Arrange Marriages. Catherine Hogan, who heads the Washington Metropolitan Alliance against Female Genital Mutilation, believes that F.G.M. is being performed in the United States. A major problem, she says, is that no one advises African refugees against it when they enter the country. In fact, there is no state or federal law that specifically bans the practice. "The U.S. Immigration and Naturalisation Service tells all Muslim men that polygamy is illegal here," says Hogan, "but says nothing to women about F.G.M. How can you charge someone with a crime if there isn't even a law against it, and you never warned them?

But not all American doctors, or even all feminists, stand united against the practice. A few argue that the decision to be re-sutured after pregnancy should be left to the woman herself.

"It doesn't matter that the patient wants it done," counters Dr. Joseph Tate, an Atlanta obstetrician and gynecologist. "Would you cut off someone's leg if she asked you?"

In the past decade, the West has been confronted with a series of unfamiliar legal, medical and ethical problems, says Ahmed Jamal, a London film maker who was raised in Pakistan. His recent British TV film documented the career of Tahir Mahmood, a former cabdriver from Huddersfield, England, which tracks down runaway wives and daughters. Some of them were escaping physical abuse or were trying to dodge arranged marriages.

The film triggered public outrage, which stunned Mahmood. He believed that "he was a public servant of sorts, putting back together good Muslim families," says Jamal.
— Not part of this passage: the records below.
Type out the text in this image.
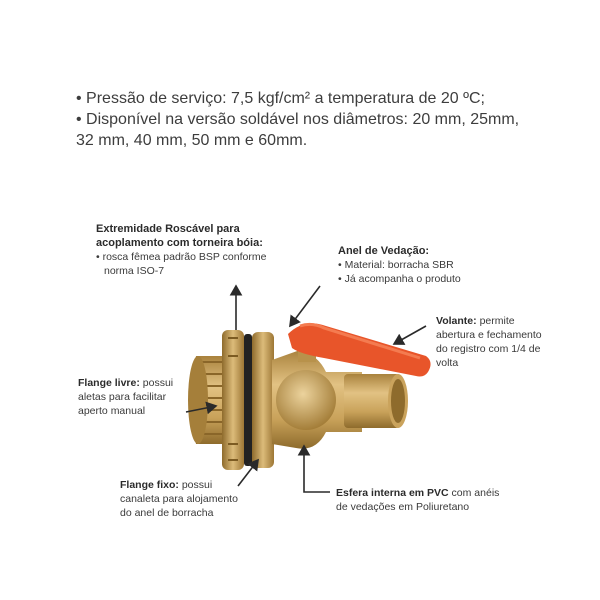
• Pressão de serviço: 7,5 kgf/cm² a temperatura de 20 ºC;
• Disponível na versão soldável nos diâmetros: 20 mm, 25mm,
32 mm, 40 mm, 50 mm e 60mm.
Extremidade Roscável para
acoplamento com torneira bóia:
• rosca fêmea padrão BSP conforme
norma ISO-7
Anel de Vedação:
• Material: borracha SBR
• Já acompanha o produto
Volante: permite
abertura e fechamento
do registro com 1/4 de
volta
Flange livre: possui
aletas para facilitar
aperto manual
Flange fixo: possui
canaleta para alojamento
do anel de borracha
Esfera interna em PVC com anéis
de vedações em Poliuretano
Scottish lawyer Cameron Fyfe represents Muslim clients forced into arranged marriages. In October 1992 he won an annulment for one woman on the ground that she had been forced into marriage when she was under the legal age.

The woman, who now lives with her three children in Glasgow, was 14 when her father announced that he was taking her on a vacation to Pakistan. Shortly after their arrival, she was told that she would be marrying her cousin. Following the ceremony, her father turned over her passport to the new husband and returned to Scotland. The teen-age bride's new home was a hut with no electricity, gas, or running water, and from the first day her husband beat her.
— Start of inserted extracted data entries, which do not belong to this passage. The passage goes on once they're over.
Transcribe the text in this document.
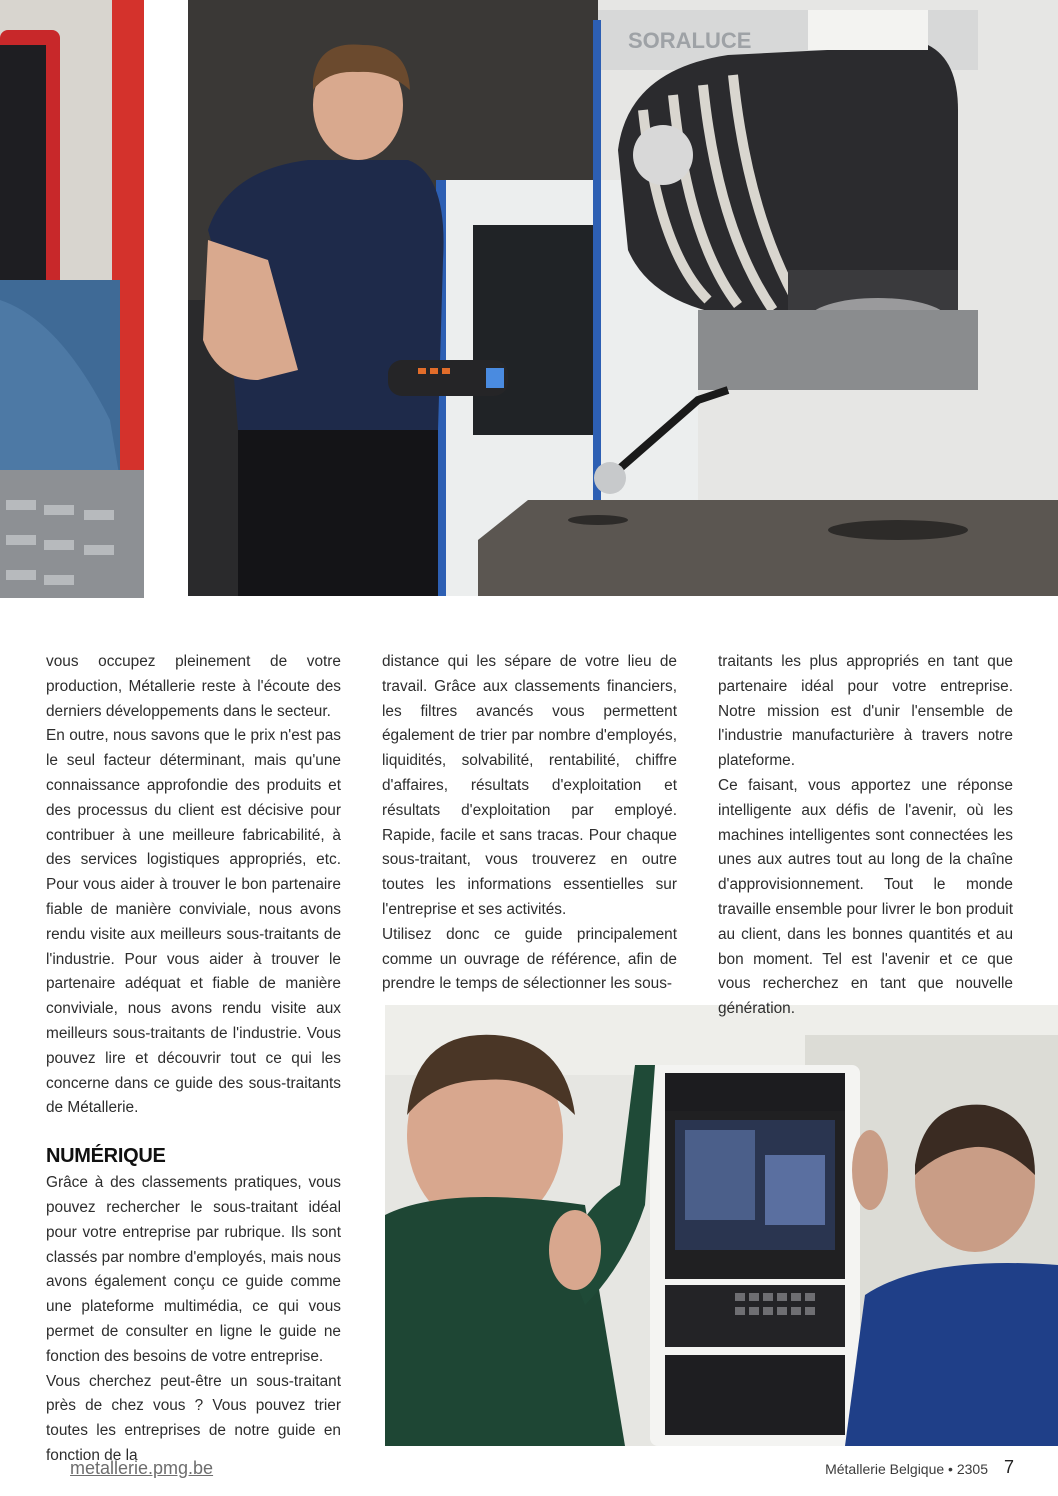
SORALUCE

vous occupez pleinement de votre production, Métallerie reste à l'écoute des derniers développements dans le secteur.

En outre, nous savons que le prix n'est pas le seul facteur déterminant, mais qu'une connaissance approfondie des produits et des processus du client est décisive pour contribuer à une meilleure fabricabilité, à des services logistiques appropriés, etc. Pour vous aider à trouver le bon partenaire fiable de manière conviviale, nous avons rendu visite aux meilleurs sous-traitants de l'industrie. Pour vous aider à trouver le partenaire adéquat et fiable de manière conviviale, nous avons rendu visite aux meilleurs sous-traitants de l'industrie. Vous pouvez lire et découvrir tout ce qui les concerne dans ce guide des sous-traitants de Métallerie.

NUMÉRIQUE

Grâce à des classements pratiques, vous pouvez rechercher le sous-traitant idéal pour votre entreprise par rubrique. Ils sont classés par nombre d'employés, mais nous avons également conçu ce guide comme une plateforme multimédia, ce qui vous permet de consulter en ligne le guide ne fonction des besoins de votre entreprise.

Vous cherchez peut-être un sous-traitant près de chez vous ? Vous pouvez trier toutes les entreprises de notre guide en fonction de la

distance qui les sépare de votre lieu de travail. Grâce aux classements financiers, les filtres avancés vous permettent également de trier par nombre d'employés, liquidités, solvabilité, rentabilité, chiffre d'affaires, résultats d'exploitation et résultats d'exploitation par employé. Rapide, facile et sans tracas. Pour chaque sous-traitant, vous trouverez en outre toutes les informations essentielles sur l'entreprise et ses activités.

Utilisez donc ce guide principalement comme un ouvrage de référence, afin de prendre le temps de sélectionner les sous-

traitants les plus appropriés en tant que partenaire idéal pour votre entreprise. Notre mission est d'unir l'ensemble de l'industrie manufacturière à travers notre plateforme.

Ce faisant, vous apportez une réponse intelligente aux défis de l'avenir, où les machines intelligentes sont connectées les unes aux autres tout au long de la chaîne d'approvisionnement. Tout le monde travaille ensemble pour livrer le bon produit au client, dans les bonnes quantités et au bon moment. Tel est l'avenir et ce que vous recherchez en tant que nouvelle génération.

metallerie.pmg.be	Métallerie Belgique • 2305 7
Two years later, he moved his young family to Glasgow in the hope of making more money. When he finally got his own residence permit, he punched his wife in the face, screaming, she says, "This is the only reason I married you." The beating became so grisly that neighbours finally called the police, who explained to the bewildered, battered girl that she could legally leave her husband.

During the three years it took to win her case, the woman became the pariah of Glasgow's Pakistani community. "Some people spat on me, others would cross the street if they saw me," she says.

Attempted Censorship. In the United States as well, among a small segment of American Muslims there is a resentment bordering on hostility toward any kind of scrutiny or criticism of Islam. When the Atlanta Journal-Constitution ran a series on women and Islamic fundamentalism, it was besieged with letter accusing it of racism and Muslim-bashing.

The 1991 release of "Not Without My Daughter", a film based on the true story of an American woman's escape from her Iranian husband, occasioned chilling attempts at suppression. Movie theatres where the film played received threats. It is unclear whether such censorship is homegrown or orchestrated from abroad.

Most observers believe that fundamentalist extremists have found nesting sites throughout the country, and that they hide within unsuspecting Muslim communities. Meanwhile, the bewildered media, scrambling to be politically correct, have cranked out a plethora of feel-good features on Muslim culture. At the same time they erroneously imply that restrictions against women are part and parcel of Islamic law.

"We try to educate our own community about the true teachings of Islam," says Nahid Ansari, a board member of the Muslim Women's League and a member of the Islamic Centre of Southern California in Los Angeles. "It's appalling what goes on in the name of Islam.”